Paul Melly, francophone Africa specialist at London-based think tank, Chatham House, said a gradual ECOWAS deployment backed by the international community is a powerful bargaining chip.
"It makes sense to constantly remind people that this is happening. That this is serious. This isn't just rhetoric, while actually doing it in a rather phased, deliberate way...I think the only way you'll get negotiations, is if you put that military chess piece on the board," Melly said,
Meanwhile, ECOWAS and Malian mediators could continue trying to bargain with the more amenable armed groups in the North, in particular the Tuareg rebel movement, the MNLA, and perhaps Ansar Dine, an al-Qaida linked Islamist group founded from within the Malian Tuareg community.
That strategy, analysts say, could at least isolate the more extreme, and often foreign, elements in the North, like al-Qaida of the Islamic Maghreb, for whom force may be the only answer.
Still, David Zounmenou, a senior researcher on the region at the Pretoria-based Institute for Security Studies, said the post-coup political power struggle in Bamako could undermine negotiations.
"You don't have a political coherence back in Bamako after the coup d'etat that took place on the 22nd of March, so if you don't have a coherent political transition in Bamako, no effort in terms of mediation will produce [results]," Zounmenou said.
Kwesi Aning, Director of Research for the Kofi Annan International Peacekeeping Center in Accra, Ghana, said ECOWAS realistically needs at least four months to get boots on the ground in Mali once it has the go-ahead from the U.N.

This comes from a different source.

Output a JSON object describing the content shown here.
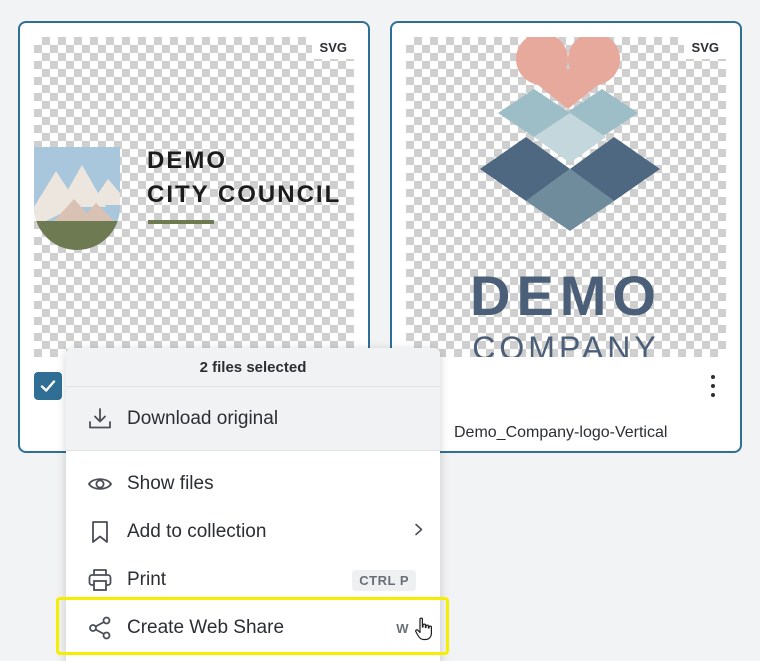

The risk of acting too fast and failing, he said, is just as serious as the risk of not acting at all.
"There are practical, technical reasons for it to take that length of time to put a credible force of 3,000 on the ground. We don't have combat aircraft. We don't have the goggles against the sandstorms. We don't have the appropriate boots and the clothing. Everything that ECOWAS troops will need in Mali will have to be requisitioned right from the start. And don't forget that most of the countries that have pledged troops don't have troops that are used to fighting in desert environments," Aning said.
France says it will provide logistical support, and the European Union is working on a plan to send military advisers.
So far, Nigeria and Benin are among the ECOWAS nations that have pledged troops. Other countries, like Senegal, have kept a lower profile following a threat by Islamists to attack any country that contributes.
There is also concern that military action could push jihadists and more refugees into neighboring countries.